Hockey 83

Jenny Hockey

forgive us, gaston

it is all too easy to reach out for one more weed
on Sundays when the men gather at the pub
or bend to their bowls on the curve of the green,
easy to latch onto tasks we later inscribe in diaries,
not pausing to find our path among the leaves
of your book but believing every weed
must be plucked, that we must crawl upon the earth
oblivious to swifts — looping their threads of air,

fashioning trackless sculpture, forever undoing
their art as they wheel. May we lift up our eyes
to the swifts who flaunt the Poetics of Space,
soot-brown birds at roost on the wing.


Jenny Hockey is a Sheffield poet and retired anthropologist. In 2019 her collection, Going to bed with the moon was published by Oversteps Book.
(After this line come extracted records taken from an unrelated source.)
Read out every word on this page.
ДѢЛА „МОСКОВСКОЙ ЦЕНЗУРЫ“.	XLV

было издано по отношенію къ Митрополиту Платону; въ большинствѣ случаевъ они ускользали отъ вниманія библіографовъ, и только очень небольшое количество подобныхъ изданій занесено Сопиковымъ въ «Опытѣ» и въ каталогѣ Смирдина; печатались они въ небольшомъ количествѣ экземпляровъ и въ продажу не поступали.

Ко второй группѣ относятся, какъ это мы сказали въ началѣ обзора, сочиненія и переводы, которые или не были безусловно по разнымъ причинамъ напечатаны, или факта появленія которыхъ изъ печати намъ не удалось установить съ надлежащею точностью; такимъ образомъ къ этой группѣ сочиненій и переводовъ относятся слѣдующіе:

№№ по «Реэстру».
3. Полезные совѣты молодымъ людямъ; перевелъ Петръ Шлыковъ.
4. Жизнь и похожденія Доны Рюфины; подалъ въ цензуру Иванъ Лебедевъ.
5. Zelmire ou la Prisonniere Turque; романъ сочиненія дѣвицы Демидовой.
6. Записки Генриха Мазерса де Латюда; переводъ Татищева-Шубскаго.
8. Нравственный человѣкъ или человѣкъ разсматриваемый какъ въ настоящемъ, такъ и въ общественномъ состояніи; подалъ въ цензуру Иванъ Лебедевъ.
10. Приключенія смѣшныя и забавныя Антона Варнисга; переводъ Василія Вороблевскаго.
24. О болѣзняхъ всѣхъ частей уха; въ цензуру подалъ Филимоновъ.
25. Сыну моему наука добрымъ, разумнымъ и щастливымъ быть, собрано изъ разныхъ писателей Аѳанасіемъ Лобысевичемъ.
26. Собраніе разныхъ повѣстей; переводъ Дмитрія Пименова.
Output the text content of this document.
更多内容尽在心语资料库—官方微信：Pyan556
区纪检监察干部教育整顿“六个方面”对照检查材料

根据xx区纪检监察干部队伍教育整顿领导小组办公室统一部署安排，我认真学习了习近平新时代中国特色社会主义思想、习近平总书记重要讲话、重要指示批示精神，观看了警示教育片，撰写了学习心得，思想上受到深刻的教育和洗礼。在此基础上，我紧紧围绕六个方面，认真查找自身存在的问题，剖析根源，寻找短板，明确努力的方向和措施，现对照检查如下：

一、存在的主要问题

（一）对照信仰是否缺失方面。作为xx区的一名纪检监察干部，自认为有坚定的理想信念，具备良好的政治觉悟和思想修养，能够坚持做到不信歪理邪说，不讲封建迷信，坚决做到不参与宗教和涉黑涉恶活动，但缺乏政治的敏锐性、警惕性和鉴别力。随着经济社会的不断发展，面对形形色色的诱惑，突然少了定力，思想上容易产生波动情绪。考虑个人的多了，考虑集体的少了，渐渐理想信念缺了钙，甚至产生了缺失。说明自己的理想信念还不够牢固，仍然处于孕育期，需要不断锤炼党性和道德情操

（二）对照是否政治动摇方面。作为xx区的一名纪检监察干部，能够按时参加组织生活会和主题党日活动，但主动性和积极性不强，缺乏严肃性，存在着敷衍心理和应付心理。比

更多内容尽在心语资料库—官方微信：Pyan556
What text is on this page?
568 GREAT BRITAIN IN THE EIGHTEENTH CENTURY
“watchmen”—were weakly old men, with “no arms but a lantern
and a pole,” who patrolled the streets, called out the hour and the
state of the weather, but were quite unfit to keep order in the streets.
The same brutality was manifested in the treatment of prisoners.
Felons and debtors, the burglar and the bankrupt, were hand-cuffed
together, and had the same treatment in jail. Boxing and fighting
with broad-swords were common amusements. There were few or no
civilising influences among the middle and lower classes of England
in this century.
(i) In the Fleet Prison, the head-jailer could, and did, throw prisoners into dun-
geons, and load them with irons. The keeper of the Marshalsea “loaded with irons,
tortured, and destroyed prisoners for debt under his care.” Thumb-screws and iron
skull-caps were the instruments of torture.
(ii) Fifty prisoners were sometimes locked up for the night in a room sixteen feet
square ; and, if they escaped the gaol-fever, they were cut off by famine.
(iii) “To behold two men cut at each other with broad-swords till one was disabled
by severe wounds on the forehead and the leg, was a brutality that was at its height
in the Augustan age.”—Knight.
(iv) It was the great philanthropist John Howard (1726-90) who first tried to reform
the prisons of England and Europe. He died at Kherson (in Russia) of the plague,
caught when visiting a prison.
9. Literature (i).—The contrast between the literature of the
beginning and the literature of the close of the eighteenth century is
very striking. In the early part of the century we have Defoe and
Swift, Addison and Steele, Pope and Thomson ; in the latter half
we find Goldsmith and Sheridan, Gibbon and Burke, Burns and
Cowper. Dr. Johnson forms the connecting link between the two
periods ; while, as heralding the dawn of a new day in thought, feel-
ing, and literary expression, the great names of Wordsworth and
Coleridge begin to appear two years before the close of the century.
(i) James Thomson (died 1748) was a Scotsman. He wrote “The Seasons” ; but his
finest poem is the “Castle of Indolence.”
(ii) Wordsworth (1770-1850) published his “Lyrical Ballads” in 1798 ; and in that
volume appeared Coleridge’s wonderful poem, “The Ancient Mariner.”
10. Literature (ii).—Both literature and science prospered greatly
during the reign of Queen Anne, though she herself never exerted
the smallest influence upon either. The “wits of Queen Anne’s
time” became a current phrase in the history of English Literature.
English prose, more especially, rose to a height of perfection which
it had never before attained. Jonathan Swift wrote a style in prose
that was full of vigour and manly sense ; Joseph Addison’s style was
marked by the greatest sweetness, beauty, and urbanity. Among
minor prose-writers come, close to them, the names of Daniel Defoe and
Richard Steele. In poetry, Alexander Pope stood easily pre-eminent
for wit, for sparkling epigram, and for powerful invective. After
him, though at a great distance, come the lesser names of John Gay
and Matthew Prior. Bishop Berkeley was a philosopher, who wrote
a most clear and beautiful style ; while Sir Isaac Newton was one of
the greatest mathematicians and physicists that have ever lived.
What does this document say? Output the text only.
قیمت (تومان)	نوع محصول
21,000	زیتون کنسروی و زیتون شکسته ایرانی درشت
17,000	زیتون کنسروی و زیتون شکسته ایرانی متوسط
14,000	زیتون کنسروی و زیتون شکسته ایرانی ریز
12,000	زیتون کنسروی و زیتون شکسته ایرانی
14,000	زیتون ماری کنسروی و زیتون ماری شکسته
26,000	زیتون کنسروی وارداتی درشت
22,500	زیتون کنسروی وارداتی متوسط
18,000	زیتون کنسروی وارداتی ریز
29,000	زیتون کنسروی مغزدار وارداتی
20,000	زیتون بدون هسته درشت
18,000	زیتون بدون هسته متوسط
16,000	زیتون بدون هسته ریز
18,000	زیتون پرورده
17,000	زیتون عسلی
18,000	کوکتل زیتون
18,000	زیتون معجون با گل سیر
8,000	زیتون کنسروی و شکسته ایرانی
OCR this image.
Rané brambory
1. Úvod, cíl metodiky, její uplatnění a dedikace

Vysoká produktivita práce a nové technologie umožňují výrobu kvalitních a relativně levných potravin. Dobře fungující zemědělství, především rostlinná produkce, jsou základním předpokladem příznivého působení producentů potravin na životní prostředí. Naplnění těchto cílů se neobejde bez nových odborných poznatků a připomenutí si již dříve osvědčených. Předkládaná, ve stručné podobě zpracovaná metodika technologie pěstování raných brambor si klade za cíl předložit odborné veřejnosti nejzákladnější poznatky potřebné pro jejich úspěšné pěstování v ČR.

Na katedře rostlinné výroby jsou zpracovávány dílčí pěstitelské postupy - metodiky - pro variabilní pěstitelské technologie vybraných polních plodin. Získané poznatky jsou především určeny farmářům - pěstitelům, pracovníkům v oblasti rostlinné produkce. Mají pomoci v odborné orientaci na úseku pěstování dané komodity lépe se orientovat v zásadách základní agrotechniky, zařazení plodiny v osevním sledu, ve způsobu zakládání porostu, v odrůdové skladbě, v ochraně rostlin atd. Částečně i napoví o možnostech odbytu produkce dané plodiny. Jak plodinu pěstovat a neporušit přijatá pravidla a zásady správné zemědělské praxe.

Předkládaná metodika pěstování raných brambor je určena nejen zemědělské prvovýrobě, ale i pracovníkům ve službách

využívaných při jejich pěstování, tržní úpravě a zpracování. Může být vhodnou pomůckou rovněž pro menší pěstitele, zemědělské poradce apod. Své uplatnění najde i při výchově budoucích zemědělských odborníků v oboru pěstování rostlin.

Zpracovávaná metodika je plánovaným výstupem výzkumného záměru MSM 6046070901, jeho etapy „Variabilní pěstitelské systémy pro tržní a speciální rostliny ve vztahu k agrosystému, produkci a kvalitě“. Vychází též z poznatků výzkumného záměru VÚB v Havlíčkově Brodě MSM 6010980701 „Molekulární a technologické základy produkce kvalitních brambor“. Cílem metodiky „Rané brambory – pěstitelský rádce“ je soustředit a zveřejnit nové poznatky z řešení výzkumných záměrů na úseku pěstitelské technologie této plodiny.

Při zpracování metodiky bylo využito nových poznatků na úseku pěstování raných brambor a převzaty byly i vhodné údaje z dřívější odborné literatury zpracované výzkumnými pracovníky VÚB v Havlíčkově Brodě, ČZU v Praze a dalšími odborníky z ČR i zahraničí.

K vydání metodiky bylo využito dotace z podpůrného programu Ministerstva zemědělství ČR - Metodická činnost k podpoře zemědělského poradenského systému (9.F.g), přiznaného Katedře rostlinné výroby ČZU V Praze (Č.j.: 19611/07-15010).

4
She also reviews regularly for Orbis poetry magazine and, with Carol Komaromy, has published a memoir (familyhistoryandwar.com).

Jenny wrote the following about her poem:

This was drafted in a workshop after a line from Donna Stonecipher, ‘it was all too easy to swim in the lake that summer’, https://hyperallergic.com/454125/donna-stonecipher-the- ruins-of-nostalgia-50-books/ (available towards the end of the article)

I chose Gaston Bachelard’s wonderful The Poetics of Space which, since the mid-nineties, I have hoped to read beyond the first chapter. Joanne Burns echoes this in a prose poem, ‘reading’: “she carried ‘the poetics of space’ round India for three months and it returned to her shelves undamaged at the completion of her journey”.

Finally, I’m using some of Tomas Tranströmer’s poems to help me slow down and escape the tyranny of the iambic pentameter.